I'm not allowed out any more, no more charity shops, second hand shops, antique shops, also i'm banned from a certain auction site by more other half as in the last 2 weeks there has been another 6 Smiths mantle clocks arriving here at Smithsclock towers to add to the 200 plus i already have. I also need to get my camera and phone to speak to one and other so i can post some pictures. Guess I'm going to be busy polishing over the next few week!

Ian


----------



## dobra (Aug 20, 2009)

Buy her 12 Carnations with a card, "With fondest love, 'til the end of time", that should unwind her a bit.
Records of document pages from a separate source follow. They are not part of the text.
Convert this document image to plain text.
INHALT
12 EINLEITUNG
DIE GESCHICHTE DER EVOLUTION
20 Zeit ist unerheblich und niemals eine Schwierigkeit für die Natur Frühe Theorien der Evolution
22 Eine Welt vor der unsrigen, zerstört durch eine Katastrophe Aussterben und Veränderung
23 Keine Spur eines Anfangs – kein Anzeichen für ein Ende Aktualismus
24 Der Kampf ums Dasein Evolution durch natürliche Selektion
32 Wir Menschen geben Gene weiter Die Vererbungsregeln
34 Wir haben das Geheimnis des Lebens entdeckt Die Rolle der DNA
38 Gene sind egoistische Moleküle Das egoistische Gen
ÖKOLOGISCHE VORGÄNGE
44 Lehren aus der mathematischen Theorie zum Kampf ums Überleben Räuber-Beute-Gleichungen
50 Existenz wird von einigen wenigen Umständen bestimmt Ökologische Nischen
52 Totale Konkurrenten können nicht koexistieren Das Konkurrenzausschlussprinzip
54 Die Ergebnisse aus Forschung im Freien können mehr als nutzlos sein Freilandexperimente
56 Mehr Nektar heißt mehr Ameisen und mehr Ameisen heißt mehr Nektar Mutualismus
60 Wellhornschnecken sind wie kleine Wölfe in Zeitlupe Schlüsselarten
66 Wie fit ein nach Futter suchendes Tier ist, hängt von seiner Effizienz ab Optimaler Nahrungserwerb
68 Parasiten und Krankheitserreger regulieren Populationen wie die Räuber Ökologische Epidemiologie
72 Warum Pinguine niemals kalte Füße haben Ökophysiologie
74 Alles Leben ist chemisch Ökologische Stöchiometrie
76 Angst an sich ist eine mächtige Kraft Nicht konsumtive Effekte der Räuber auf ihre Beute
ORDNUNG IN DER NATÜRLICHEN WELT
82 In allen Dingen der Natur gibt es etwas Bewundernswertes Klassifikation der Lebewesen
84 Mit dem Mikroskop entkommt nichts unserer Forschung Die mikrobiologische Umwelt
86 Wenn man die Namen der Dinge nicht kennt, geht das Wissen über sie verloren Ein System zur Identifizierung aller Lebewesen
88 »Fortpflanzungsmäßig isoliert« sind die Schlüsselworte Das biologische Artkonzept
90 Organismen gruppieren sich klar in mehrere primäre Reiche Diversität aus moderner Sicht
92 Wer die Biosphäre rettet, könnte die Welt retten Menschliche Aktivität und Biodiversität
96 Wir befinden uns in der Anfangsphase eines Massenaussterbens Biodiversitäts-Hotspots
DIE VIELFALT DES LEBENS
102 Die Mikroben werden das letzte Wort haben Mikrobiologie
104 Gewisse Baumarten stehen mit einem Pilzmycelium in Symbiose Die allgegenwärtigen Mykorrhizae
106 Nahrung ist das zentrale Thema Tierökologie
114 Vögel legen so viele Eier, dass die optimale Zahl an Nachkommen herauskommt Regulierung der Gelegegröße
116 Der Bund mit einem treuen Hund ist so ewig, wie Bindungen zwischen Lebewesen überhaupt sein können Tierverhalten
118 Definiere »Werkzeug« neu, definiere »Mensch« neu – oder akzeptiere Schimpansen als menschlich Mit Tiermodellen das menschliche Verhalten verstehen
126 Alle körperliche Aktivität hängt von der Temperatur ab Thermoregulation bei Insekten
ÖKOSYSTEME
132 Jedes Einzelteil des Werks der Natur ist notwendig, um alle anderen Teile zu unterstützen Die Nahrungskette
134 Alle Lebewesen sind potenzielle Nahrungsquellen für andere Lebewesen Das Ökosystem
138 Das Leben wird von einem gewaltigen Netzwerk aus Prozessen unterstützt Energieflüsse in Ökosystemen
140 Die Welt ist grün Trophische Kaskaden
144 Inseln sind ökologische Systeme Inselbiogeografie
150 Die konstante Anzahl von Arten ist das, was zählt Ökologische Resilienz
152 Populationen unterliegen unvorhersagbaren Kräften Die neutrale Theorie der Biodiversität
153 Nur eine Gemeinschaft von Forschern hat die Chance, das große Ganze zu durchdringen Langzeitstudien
Arrange for her to have coffee with girlfriends regularly, so you can escape to your SmithWonderlands....shops

Mike


----------



## JWL940 (Jun 11, 2010)

If I were to buy mine 12 Carnations (other flowers are available) and a card I'd get either, 'What have you done?' or 'What do you want?' Every now and again I'll bung her a few quid for her 'antique silver shopping pot' and she in turn turns a Nelsonian eye to my pocket watches. Mind you the take up a lot less room and are a lot quieter than 200 Smiths mantle clocks.


----------



## Freekshow614 (May 30, 2013)

My wife would delight in a dozen flowers of any kind, but that wouldn't stop the inevitable question after I have spent some money on something. "Really, another pocket watch?" I keep telling her that at some point she is going to get tired of asking that question, but she hasn't yet.


----------